Glazed eyes means the death of a writer. From agents to friends who stumble across our writing, certain mistakes will cause readers to yawn, roll their eyes, or continue to scroll for a different article.
1. Being verbs
Are you serious, Hope? Yes . . . yes I am. If you were to pepper action words in your writing, a reader is guaranteed to continue reading. But if I was to thrust in a being verb, our reader will already be on another page.
2. Too much description
The dagger to the heart for several writers I know. Hear me out. Description spruces up paragraphs in incredible ways. However, if you take two pages to describe a hot dog stand, you might want to annihilate a couple of sentences.
3. Split infinitives
This one surprised me a bit. Sometimes split infinitives work like the famous "Star Trek" quotation.

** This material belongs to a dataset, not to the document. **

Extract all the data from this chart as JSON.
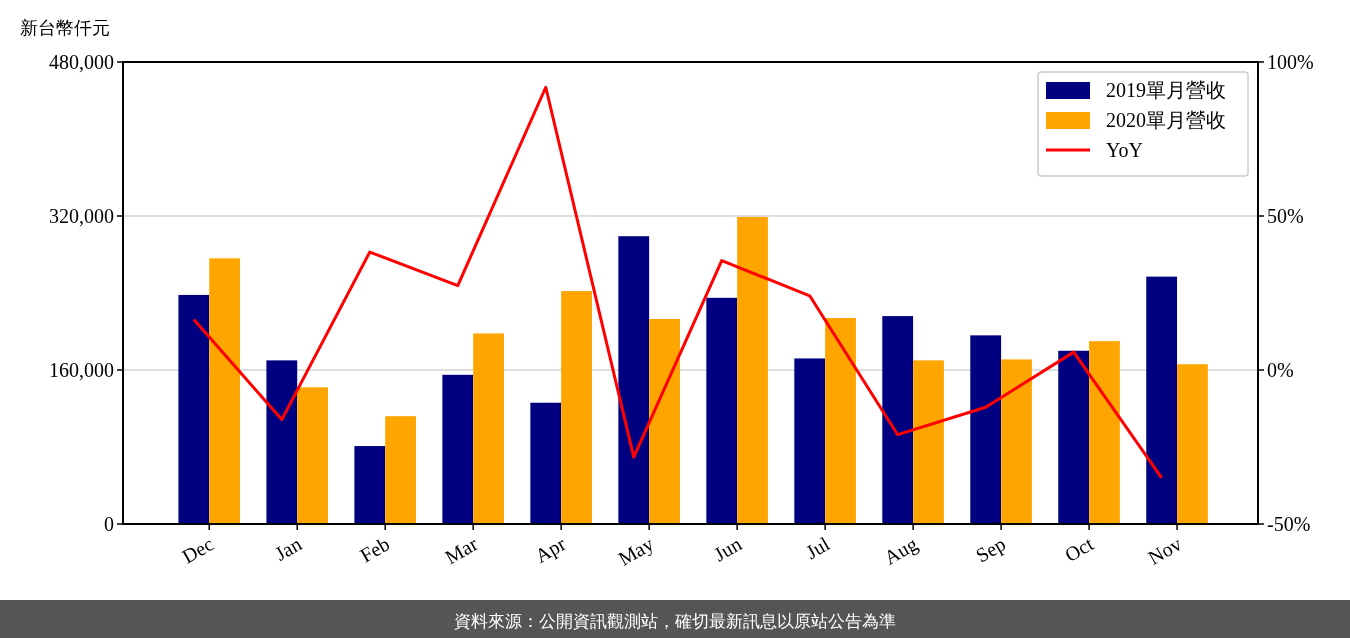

But most of the time, the adverb or adjective splits the sentence in an awkward way (like Ross and Rachel on a break).
4. Adverbs
Adverbs tend to litter descriptions. While not inherently bad, use them sparingly, or readers will react to your writing poorly.
5. Hogging one sense
Typically sight or hearing.
6. That, that, that
Most of the time, you can eliminate "that" words, and your sentence will remain unscathed.
7. Long sentences
8. "As monsters"
Coined by Cyle Young, agent of Hartline Literary. Try to reroute sentences using this word.
9. Realistic dialogue
What do you mean, Hope? Do you just want my characters to talk in gibberish? No, no I don't. By realistic, I mean dialogue that doesn't progress the plot. Small talk tends to garner small audiences.
10. It
It is so vague. Try to replace "it" with a better descriptor.
11. Superfluous sentences
I fall guilty under this one. I'll create an epic sentence, but the phrase cannot fit anywhere in the prose. So I will force the thing into the paragraph anyway.